Dive Brief:
- Mass General Brigham has created a collaborative community to accelerate the development of implantable brain-computer interface (BCI) devices.
- The group, which Mass General Brigham disclosed Monday, brings BCI experts together with the Food and Drug Administration and other organizations to develop harmonized approaches to the technology.
- The collaborators aim to resolve the clinical, regulatory, coverage and payment questions facing developers of BCIs and thereby try to improve patient access to the technology.
Dive Insight:
BCI is a technology that receives and interprets brain signals and then translates them into commands to carry out a specific action. The technology is typically designed for people with physical disabilities, either genetic or from injury.
Researchers have spent decades advancing the science of BCIs, but the public profile of the technology has risen in recent years as companies such as Synchron and Elon Musk’s Neuralink have raised money to fund development of devices. Synchron in September said six patients received its implant in the company’s U.S.-based feasibility study, while Neuralink has also reportedly begun testing its technology in humans.
Against that backdrop, people from organizations including Massachusetts General Hospital have worked over the past year to organize a group to foster collaboration on BCIs. The work resulted in the creation of the Implantable Brain-Computer Interface Collaborative Community (IBCI-CC), one of 16 such groups that the FDA’s Center for Devices and Radiological Health (CDRH) participates in.
David McMullen, CDRH’s director of the office of neurological and physical medicine devices, said in a statement the community will “serve as an open venue to identify, discuss and develop approaches” to overcome the various hurdles that currently impede access to BCI devices. IBCI-CC will hold regular meetings with its members and the public to discuss challenges and how to overcome them.

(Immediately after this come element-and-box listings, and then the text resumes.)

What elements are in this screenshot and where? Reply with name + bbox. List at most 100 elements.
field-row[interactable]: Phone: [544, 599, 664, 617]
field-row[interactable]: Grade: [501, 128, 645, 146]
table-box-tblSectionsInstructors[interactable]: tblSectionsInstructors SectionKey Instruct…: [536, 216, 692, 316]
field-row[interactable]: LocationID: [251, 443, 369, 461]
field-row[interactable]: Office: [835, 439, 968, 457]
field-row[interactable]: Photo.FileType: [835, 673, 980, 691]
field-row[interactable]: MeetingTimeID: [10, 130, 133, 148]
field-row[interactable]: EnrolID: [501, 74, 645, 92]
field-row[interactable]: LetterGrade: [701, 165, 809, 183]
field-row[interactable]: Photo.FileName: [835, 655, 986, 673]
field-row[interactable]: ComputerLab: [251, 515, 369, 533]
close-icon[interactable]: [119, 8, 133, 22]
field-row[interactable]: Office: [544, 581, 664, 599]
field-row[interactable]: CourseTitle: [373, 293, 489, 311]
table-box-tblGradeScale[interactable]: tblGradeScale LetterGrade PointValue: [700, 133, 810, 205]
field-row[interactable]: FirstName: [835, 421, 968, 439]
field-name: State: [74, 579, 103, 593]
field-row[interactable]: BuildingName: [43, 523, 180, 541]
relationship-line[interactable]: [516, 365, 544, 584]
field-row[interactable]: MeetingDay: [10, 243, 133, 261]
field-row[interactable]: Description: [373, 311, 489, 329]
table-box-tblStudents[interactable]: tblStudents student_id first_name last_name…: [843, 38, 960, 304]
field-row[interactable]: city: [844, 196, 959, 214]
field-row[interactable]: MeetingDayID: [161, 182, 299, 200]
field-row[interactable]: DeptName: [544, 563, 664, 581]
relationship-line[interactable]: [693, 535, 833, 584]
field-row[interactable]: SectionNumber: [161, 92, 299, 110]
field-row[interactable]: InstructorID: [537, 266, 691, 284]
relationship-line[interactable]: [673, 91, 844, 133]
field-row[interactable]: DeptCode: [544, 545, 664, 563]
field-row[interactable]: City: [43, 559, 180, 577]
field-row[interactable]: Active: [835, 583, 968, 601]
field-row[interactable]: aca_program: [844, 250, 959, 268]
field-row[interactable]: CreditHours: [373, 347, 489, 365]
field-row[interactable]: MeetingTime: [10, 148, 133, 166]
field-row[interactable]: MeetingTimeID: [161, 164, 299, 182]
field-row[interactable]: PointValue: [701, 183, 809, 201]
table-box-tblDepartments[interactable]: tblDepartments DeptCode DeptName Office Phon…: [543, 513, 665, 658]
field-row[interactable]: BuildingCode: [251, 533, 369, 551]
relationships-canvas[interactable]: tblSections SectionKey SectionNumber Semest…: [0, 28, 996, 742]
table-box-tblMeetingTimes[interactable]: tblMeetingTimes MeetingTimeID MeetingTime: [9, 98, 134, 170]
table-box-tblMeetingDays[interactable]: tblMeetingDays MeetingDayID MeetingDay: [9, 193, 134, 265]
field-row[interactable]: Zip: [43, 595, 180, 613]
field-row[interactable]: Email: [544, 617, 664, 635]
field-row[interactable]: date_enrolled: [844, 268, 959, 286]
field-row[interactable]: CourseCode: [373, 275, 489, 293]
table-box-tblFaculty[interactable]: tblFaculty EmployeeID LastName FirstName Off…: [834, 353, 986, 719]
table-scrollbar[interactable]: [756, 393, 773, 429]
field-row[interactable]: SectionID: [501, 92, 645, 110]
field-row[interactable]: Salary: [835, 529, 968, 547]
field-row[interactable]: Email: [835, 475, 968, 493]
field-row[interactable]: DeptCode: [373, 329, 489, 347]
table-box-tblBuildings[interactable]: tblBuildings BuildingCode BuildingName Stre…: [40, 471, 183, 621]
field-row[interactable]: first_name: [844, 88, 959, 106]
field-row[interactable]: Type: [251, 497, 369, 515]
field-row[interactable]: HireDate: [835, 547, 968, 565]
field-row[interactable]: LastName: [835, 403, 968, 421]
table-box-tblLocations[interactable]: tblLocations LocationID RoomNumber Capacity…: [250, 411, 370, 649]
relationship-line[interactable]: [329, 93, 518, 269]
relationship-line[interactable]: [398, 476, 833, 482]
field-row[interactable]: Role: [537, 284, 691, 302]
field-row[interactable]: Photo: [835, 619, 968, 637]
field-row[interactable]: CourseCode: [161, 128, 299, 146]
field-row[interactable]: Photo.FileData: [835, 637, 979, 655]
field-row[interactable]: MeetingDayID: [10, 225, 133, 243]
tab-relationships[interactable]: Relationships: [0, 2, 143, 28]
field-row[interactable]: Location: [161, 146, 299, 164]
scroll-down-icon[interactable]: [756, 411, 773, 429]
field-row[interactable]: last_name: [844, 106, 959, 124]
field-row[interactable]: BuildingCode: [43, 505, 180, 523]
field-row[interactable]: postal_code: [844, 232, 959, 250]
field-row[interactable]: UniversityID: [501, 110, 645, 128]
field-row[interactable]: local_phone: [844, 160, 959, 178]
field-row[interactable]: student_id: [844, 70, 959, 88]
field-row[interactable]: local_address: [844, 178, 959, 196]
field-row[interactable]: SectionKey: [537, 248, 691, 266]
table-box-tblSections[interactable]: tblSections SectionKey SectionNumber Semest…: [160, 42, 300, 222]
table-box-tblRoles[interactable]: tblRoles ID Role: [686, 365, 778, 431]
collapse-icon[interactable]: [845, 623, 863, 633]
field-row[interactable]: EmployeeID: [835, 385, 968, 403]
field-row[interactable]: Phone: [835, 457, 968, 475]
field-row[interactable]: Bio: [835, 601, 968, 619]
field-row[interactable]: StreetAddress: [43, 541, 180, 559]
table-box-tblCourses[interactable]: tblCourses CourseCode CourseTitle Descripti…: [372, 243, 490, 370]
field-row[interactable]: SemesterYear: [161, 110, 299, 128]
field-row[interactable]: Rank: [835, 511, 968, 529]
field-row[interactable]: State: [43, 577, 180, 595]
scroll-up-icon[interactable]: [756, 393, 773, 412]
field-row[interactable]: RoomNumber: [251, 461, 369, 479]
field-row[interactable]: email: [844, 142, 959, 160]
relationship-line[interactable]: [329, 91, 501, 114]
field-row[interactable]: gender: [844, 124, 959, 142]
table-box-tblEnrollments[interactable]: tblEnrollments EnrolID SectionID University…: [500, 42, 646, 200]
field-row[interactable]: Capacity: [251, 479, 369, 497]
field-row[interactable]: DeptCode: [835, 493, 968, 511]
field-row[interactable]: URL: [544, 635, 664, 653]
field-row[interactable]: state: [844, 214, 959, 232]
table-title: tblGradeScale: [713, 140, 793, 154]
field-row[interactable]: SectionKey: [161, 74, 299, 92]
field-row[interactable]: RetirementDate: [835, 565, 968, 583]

The community will feature working groups on topics including user priorities, clinical trial endpoints and ethics. Through the groups, IBCI-CC aims to use regulatory science tools to support evidence generation and advance approaches that “drive continuous innovation and equitable access” to devices. IBCI-CC will initially focus on “regulatory and translation issues” in the U.S.
No companies are mentioned in the statement, but moves to commercialize the technology are referenced. Leigh Hochberg, a Mass General physician who helped establish IBCI-CC, said the “launch of multiple [implantable] BCI and related neurotech companies means that the time is right to identify common goals and metrics.”
Along with the FDA, participating organizations include Synchron, Neuralink, Precision, the BCI Society and Blackrock Neurotech.